What we have in real life is a ballooning piece of hardware and a ballooning library of instructions to run on it. Not only that, but the market, more or less, has decided it will be increasingly unkind to 150+ watt CPUs, so this limits us to the 2.0-4.0 GHz operating range for now. Holding frequency somewhat constant, RAM latencies are going to get worse at a faster rate than cache latencies.
Now the increasing size and usefulness of the IGP as well as the increasing instruction-level intimacy between x64 and GPGPU will place greater demands on the cache system. If you think 30 cycles at 3 GHz is bad, then what about 30 cycles at 700 MHz? I don't even know what speed the IGP or cache runs at, I'm just spitballing to illustrate.

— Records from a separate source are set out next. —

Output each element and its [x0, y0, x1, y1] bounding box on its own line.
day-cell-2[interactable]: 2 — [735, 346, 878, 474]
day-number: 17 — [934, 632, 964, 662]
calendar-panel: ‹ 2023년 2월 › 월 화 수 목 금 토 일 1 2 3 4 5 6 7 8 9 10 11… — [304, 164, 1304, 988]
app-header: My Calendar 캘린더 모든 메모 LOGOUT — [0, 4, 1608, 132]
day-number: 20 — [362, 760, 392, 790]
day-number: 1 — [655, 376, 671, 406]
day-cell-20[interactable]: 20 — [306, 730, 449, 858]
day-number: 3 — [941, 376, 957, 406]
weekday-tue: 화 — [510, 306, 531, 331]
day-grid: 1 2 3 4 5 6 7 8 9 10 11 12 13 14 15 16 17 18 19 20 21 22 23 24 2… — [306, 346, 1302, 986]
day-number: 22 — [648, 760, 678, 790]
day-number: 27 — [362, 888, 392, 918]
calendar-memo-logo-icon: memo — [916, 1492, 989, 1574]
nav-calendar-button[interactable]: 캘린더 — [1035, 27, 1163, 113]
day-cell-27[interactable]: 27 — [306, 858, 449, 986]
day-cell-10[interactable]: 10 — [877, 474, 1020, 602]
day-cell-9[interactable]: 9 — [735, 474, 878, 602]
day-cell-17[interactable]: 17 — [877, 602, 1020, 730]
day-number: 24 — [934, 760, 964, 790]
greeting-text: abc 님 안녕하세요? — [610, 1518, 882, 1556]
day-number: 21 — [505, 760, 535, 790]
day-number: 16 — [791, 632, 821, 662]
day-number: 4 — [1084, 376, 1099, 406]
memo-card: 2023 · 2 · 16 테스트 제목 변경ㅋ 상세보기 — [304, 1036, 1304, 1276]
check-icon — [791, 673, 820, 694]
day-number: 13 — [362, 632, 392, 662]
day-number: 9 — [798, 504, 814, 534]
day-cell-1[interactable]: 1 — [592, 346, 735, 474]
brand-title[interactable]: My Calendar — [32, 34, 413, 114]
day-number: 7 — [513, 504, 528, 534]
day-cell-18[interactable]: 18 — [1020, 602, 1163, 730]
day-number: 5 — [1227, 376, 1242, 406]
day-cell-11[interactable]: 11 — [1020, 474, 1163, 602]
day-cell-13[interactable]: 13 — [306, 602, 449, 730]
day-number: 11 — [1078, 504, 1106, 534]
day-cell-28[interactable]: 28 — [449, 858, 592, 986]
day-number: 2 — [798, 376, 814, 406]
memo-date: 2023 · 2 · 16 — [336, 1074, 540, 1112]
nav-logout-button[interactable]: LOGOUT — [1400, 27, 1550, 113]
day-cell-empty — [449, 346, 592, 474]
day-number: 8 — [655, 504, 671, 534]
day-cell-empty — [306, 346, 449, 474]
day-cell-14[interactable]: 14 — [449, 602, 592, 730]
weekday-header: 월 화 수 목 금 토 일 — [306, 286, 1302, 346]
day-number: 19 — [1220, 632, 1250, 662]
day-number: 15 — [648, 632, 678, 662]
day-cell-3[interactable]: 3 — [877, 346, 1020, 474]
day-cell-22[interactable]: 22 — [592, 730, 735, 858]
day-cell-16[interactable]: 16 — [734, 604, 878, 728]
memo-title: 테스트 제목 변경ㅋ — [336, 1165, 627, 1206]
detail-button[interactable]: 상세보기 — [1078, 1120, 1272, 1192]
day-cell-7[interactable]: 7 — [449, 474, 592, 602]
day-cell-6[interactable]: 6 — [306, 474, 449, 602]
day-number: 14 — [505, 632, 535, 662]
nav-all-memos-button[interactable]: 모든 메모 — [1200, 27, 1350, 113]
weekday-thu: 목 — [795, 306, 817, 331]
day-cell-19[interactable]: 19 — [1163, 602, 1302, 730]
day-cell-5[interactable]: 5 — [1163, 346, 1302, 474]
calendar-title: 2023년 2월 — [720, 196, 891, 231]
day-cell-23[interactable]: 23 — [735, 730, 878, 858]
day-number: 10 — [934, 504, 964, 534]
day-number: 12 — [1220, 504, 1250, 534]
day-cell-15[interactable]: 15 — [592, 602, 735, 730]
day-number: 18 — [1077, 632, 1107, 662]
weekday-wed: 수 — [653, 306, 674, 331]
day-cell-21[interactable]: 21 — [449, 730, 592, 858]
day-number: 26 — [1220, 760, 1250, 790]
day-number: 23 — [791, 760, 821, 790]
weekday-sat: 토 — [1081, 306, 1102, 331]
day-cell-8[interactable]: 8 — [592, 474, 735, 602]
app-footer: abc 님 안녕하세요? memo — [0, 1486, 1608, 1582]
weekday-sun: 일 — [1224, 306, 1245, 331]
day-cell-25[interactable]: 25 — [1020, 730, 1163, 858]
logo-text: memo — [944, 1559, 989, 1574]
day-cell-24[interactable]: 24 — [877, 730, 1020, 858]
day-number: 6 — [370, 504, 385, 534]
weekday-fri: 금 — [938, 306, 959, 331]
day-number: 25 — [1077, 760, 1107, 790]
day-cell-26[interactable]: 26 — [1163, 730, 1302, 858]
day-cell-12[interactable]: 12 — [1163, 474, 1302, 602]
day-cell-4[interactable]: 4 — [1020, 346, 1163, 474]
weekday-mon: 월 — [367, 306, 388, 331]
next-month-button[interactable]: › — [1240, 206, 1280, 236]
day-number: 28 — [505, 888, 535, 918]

intel hasn't had to make any production decisions on this yet, but IBM has. What would you do in 2005 if you had to share a nice CPU and GPU with a horrible memory system? Would you rather give the GPU a 64-bit GDDR5 sideport or would you wedge in the largest eDRAM that you could possibly fit?
Consumer Haswell systems will probably continue to use 128-bit DDR3-1333, 1600, etc, but some of the higher-end parts will be 8-threaded CPUs with some larger, more evolved version of the HD 4000. So they are definitely between a rock and a hard place here, and the only elbow room they have left is the presumed maturity and density of their 22nm tech which could enable 24MB or larger last level caches. Not a bad stopgap until faster/wider and cheaper memory systems come to town.
Can someone compute the Romley cache area and interpolate to 22 or 16nm? What about higher density 1T-SRAM-Q or eDRAM?
edit: Romley's 15MB L3 cache needs about 108 sq mm. 1T-SRAM-Q could fit 15 MB into 17 sq mm (on 45nm SOI).